The RRRP along with the Division of Orthopaedics at Sunnybrook and Women’s College Health Science Centre initiated the Bone Metastases Clinic (BMC) at the Odette Cancer Centre in January 1999. The clinic is staffed by radiation oncologists, medical oncologists, orthopaedic surgeons, radiation therapists, pain specialists and a nurse coordinator. The BMC provides a multidisciplinary approach to the care of cancer patients with bone metastases allowing patients to see multiple health care professionals in a single visit. The Prostate Bone Metastases Clinic operates jointly with the BMC specializing in treating patients with prostate primary tumours and readily accepts quick referrals for patients who need treatment with bisphosphonates or other treatment planning. Patients referred to the RRRP often require referrals to interventional radiologists, orthopaedic consults or require more advanced treatment planning. The strong communication between the RRRP and the bi-weekly BMC/Prostate-BMC allow patients to promptly be referred to the clinic and consulted by many specialists thereby reducing the wait periods from months to weeks [10].

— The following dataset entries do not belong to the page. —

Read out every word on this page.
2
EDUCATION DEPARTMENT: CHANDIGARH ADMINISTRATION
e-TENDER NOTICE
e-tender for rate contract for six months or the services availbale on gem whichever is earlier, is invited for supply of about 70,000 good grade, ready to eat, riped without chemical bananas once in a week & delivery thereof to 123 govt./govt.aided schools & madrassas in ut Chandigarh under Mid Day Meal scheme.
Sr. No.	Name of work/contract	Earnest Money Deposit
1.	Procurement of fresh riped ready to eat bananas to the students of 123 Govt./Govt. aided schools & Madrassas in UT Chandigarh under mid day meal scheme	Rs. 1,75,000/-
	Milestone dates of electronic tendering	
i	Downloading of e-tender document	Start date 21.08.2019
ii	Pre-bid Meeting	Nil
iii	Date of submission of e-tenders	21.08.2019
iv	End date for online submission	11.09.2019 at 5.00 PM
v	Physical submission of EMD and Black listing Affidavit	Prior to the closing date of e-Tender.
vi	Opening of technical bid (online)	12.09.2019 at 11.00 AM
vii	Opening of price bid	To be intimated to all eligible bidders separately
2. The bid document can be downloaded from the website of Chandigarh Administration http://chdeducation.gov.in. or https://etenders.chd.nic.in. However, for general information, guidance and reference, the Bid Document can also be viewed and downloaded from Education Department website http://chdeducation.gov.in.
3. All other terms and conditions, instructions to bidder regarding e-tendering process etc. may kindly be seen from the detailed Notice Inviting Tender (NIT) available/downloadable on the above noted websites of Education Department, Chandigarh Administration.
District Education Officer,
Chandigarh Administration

The Rapid Response Radiotherapy Program continues to provide ample research opportunities and the number of studies conducted and research students employed has increased over the past 4 years. The RRRP has been the base for a 2-year pilot project for a clinical specialist radiation therapist specializing in palliative care and radiation therapy. The success of this project has resulted in another five clinical radiation therapy specialist roles entering the first phase of the pilot project in November 2008. Collaboration with other specialties continues to increase with the addition of medical physics clinical trials and access to specialised radiation therapies including tomotherapy and stereotactic radiosurgery that are made available to our palliative patients when required.

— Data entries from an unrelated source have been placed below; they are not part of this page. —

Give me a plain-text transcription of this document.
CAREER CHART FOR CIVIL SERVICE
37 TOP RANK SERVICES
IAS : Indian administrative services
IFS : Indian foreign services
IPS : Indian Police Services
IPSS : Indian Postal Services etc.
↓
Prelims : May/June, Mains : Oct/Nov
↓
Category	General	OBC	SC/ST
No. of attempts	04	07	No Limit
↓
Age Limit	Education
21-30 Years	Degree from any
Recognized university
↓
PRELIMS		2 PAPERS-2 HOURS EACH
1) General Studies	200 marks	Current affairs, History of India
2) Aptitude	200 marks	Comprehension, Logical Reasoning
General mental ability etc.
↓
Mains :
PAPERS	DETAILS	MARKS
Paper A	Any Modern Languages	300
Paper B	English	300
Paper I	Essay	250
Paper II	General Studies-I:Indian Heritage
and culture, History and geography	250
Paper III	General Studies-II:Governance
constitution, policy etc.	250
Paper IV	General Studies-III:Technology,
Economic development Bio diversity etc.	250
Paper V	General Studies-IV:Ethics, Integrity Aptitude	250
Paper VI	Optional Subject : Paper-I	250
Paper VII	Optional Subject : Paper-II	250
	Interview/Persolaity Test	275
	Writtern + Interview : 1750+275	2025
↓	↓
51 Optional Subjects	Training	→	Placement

While the clinic provides rapid access to consultation, simulation, planning, and treatment for each patient, the RRRP also provides quick and easy access for referring physicians to send their patients to the clinic without the need to schedule an appointment with an individual radiation oncologist. In some cases, a patient may be seen by their medical oncologist or family physician, be sent to our clinic later that same morning and has finished treatment by the late afternoon, thereby demonstrating the true potential of rapid response the RRRP clinic has to offer. Most patients are treated the same day as seen in consultation unless the patient requests a delay or unless the patient’s chemotherapy schedule dictates a later radiation treatment start date. This quick access to consultation and delivery of radiation and easier referral access to other speciality clinics aim to improve the quality of life by reducing unnecessary pain or reducing fracture risk.

Most recently, the RRRP-BMC clinics were recognised with the Cancer Care Ontario and the Cancer Quality Council of Ontario’s 2008 Quality Team Award for excellence within in the field of cancer care.

Conclusion

From January 2004 to July 2008, the Rapid Response Radiotherapy Program has continued to provide timely care through the shortening of wait times. The overall median from referral to consultation has decreased since the last clinic review from 8 days to 4 days despite an increase in the number of referrals. The structure of the clinic has streamlined radiation referral, registration and delivery of treatment and continues to provide prompt access to palliative radiation therapy with minimal intrusion on the schedules of terminally ill cancer patients. Nearly all patients are treated on the same day of simulation and with 69% of patients beginning their radiation therapy on the same day as consultation, many patients only need to come to the clinic for a single visit. This innovative program has decreased the wait time between referral to consult while continuing to provide timely palliative radiotherapy for symptomatic terminal cancer patients. While the RRRP has been acknowledged by the medical community for its service with the palliative population, the clinic continues to re-evaluate itself and examine and explore ways to improve our patients’ quality of life.